Article in English | ProQuest Central | ID: covidwho-1574439

ABSTRACT

This presentation discusses how the realignment of resources at Great Ormond Street Hospital during the pandemic permitted the development of a new virtual form of service delivery for families, prior to a child’s bone marrow transplant. The new format both facilitated interprofessional working and reduced the need for families to attend multiple meetings.Prior to the pandemic, different allied health professionals (AHPs) (occupational therapist, physiotherapist, social worker and clinical psychologist) each met families separately during their out-patient appointment, prior to the child’s bone marrow transplant.
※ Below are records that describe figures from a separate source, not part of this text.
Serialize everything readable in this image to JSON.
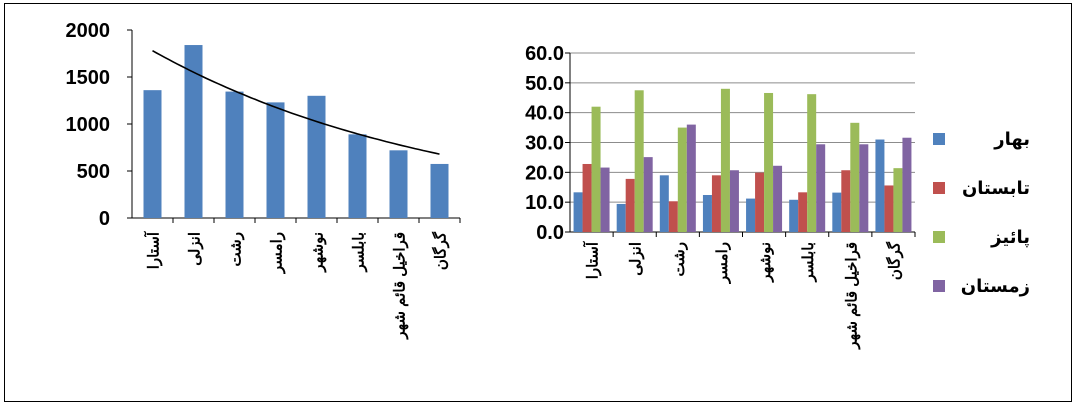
{
  "chart_data": [
    {
      "type": "bar",
      "title": "",
      "xlabel": "",
      "ylabel": "",
      "categories": [
        "آستارا",
        "انزلی",
        "رشت",
        "رامسر",
        "نوشهر",
        "بابلسر",
        "قراخیل قائم شهر",
        "گرگان"
      ],
      "values": [
        1360,
        1840,
        1345,
        1230,
        1300,
        890,
        720,
        575
      ],
      "ylim": [
        0,
        2000
      ],
      "yticks": [
        0,
        500,
        1000,
        1500,
        2000
      ],
      "trendline": {
        "type": "exponential-decay",
        "start": 1780,
        "end": 680
      },
      "grid": false,
      "legend": "none",
      "colors": {
        "bar": "#4F81BD",
        "trend": "#000000"
      }
    },
    {
      "type": "bar",
      "title": "",
      "xlabel": "",
      "ylabel": "",
      "categories": [
        "آستارا",
        "انزلی",
        "رشت",
        "رامسر",
        "نوشهر",
        "بابلسر",
        "قراخیل قائم شهر",
        "گرگان"
      ],
      "series": [
        {
          "name": "بهار",
          "values": [
            13.3,
            9.4,
            19.0,
            12.4,
            11.2,
            10.8,
            13.2,
            31.0
          ],
          "color": "#4F81BD"
        },
        {
          "name": "تابستان",
          "values": [
            22.8,
            17.8,
            10.3,
            19.0,
            19.9,
            13.3,
            20.7,
            15.6
          ],
          "color": "#C0504D"
        },
        {
          "name": "پائیز",
          "values": [
            42.0,
            47.5,
            35.0,
            48.0,
            46.6,
            46.2,
            36.6,
            21.4
          ],
          "color": "#9BBB59"
        },
        {
          "name": "زمستان",
          "values": [
            21.6,
            25.1,
            36.0,
            20.7,
            22.2,
            29.4,
            29.4,
            31.6
          ],
          "color": "#8064A2"
        }
      ],
      "ylim": [
        0,
        60
      ],
      "yticks": [
        "0.0",
        "10.0",
        "20.0",
        "30.0",
        "40.0",
        "50.0",
        "60.0"
      ],
      "grid": true,
      "legend": "right"
    }
  ]
}
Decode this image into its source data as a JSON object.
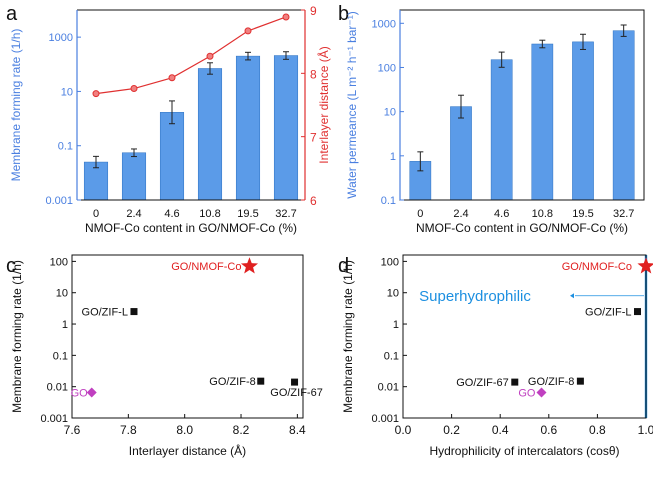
{
  "colors": {
    "bar": "#5b9be8",
    "bar_edge": "#2a6fc0",
    "left_axis": "#4a7fe0",
    "right_axis": "#e03030",
    "marker_black": "#111111",
    "marker_red": "#e02020",
    "marker_magenta": "#c040c0",
    "highlight": "#1c8fe0"
  },
  "chart_data": [
    {
      "panel": "a",
      "type": "bar",
      "categories": [
        "0",
        "2.4",
        "4.6",
        "10.8",
        "19.5",
        "32.7"
      ],
      "values": [
        0.025,
        0.055,
        1.7,
        70,
        200,
        210
      ],
      "errors_log_pct": [
        0.03,
        0.02,
        0.06,
        0.03,
        0.02,
        0.02
      ],
      "xlabel": "NMOF-Co content in GO/NMOF-Co (%)",
      "ylabel": "Membrane forming rate (1/h)",
      "yscale": "log",
      "ylim": [
        0.001,
        10000
      ],
      "yticks": [
        "0.001",
        "0.1",
        "10",
        "1000"
      ],
      "ytick_values": [
        0.001,
        0.1,
        10,
        1000
      ],
      "secondary": {
        "type": "line",
        "values": [
          7.68,
          7.76,
          7.93,
          8.27,
          8.67,
          8.89
        ],
        "ylabel": "Interlayer distance (Å)",
        "ylim": [
          6,
          9
        ],
        "yticks": [
          "6",
          "7",
          "8",
          "9"
        ],
        "ytick_values": [
          6,
          7,
          8,
          9
        ]
      }
    },
    {
      "panel": "b",
      "type": "bar",
      "categories": [
        "0",
        "2.4",
        "4.6",
        "10.8",
        "19.5",
        "32.7"
      ],
      "values": [
        0.75,
        13,
        150,
        340,
        380,
        680
      ],
      "errors_log_pct": [
        0.05,
        0.06,
        0.04,
        0.02,
        0.04,
        0.03
      ],
      "xlabel": "NMOF-Co content in GO/NMOF-Co (%)",
      "ylabel": "Water permeance (L m⁻² h⁻¹ bar⁻¹)",
      "yscale": "log",
      "ylim": [
        0.1,
        2000
      ],
      "yticks": [
        "0.1",
        "1",
        "10",
        "100",
        "1000"
      ],
      "ytick_values": [
        0.1,
        1,
        10,
        100,
        1000
      ]
    },
    {
      "panel": "c",
      "type": "scatter",
      "xlabel": "Interlayer distance (Å)",
      "ylabel": "Membrane forming rate (1/h)",
      "yscale": "log",
      "xlim": [
        7.6,
        8.42
      ],
      "ylim": [
        0.001,
        160
      ],
      "xticks": [
        "7.6",
        "7.8",
        "8.0",
        "8.2",
        "8.4"
      ],
      "xtick_values": [
        7.6,
        7.8,
        8.0,
        8.2,
        8.4
      ],
      "yticks": [
        "0.001",
        "0.01",
        "0.1",
        "1",
        "10",
        "100"
      ],
      "ytick_values": [
        0.001,
        0.01,
        0.1,
        1,
        10,
        100
      ],
      "points": [
        {
          "label": "GO/NMOF-Co",
          "x": 8.23,
          "y": 70,
          "marker": "star",
          "color": "red"
        },
        {
          "label": "GO/ZIF-L",
          "x": 7.82,
          "y": 2.5,
          "marker": "square",
          "color": "black"
        },
        {
          "label": "GO/ZIF-8",
          "x": 8.27,
          "y": 0.015,
          "marker": "square",
          "color": "black"
        },
        {
          "label": "GO/ZIF-67",
          "x": 8.39,
          "y": 0.014,
          "marker": "square",
          "color": "black"
        },
        {
          "label": "GO",
          "x": 7.67,
          "y": 0.0065,
          "marker": "diamond",
          "color": "magenta"
        }
      ]
    },
    {
      "panel": "d",
      "type": "scatter",
      "xlabel": "Hydrophilicity of intercalators (cosθ)",
      "ylabel": "Membrane forming rate (1/h)",
      "yscale": "log",
      "xlim": [
        0,
        1.0
      ],
      "ylim": [
        0.001,
        160
      ],
      "xticks": [
        "0.0",
        "0.2",
        "0.4",
        "0.6",
        "0.8",
        "1.0"
      ],
      "xtick_values": [
        0,
        0.2,
        0.4,
        0.6,
        0.8,
        1.0
      ],
      "yticks": [
        "0.001",
        "0.01",
        "0.1",
        "1",
        "10",
        "100"
      ],
      "ytick_values": [
        0.001,
        0.01,
        0.1,
        1,
        10,
        100
      ],
      "annotation": "Superhydrophilic",
      "points": [
        {
          "label": "GO/NMOF-Co",
          "x": 1.0,
          "y": 70,
          "marker": "star",
          "color": "red"
        },
        {
          "label": "GO/ZIF-L",
          "x": 0.965,
          "y": 2.5,
          "marker": "square",
          "color": "black"
        },
        {
          "label": "GO/ZIF-8",
          "x": 0.73,
          "y": 0.015,
          "marker": "square",
          "color": "black"
        },
        {
          "label": "GO/ZIF-67",
          "x": 0.46,
          "y": 0.014,
          "marker": "square",
          "color": "black"
        },
        {
          "label": "GO",
          "x": 0.57,
          "y": 0.0065,
          "marker": "diamond",
          "color": "magenta"
        }
      ]
    }
  ]
}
Despite the different specific concerns of the various AHPs, the separate assessments were often repetitive and inefficient, with families feeding back that meeting the AHPs separately was ‘too much’. There had long been a wish within the Bone Marrow Transplant Department to run a joint AHPs clinic, but this was thwarted by limitations of time and office space.During the COVID-19 pandemic, the expansion of virtual means of service delivery provided the opportunity to establish a virtual clinic (O’Reilly et al 2021), which all AHPs could attend simultaneously. It was anticipated that this would be cost-effective for AHPs, reduce the need for families to repeat information to different professionals, and lessen the extent to which families felt overwhelmed by the experience.The presentation will summarise the issues involved, and the benefits and disadvantages of this new arrangement for both AHPs and families. It will consider whether families will continue to opt for virtual clinics post-pandemic or whether a desire for face-to-face clinics will return.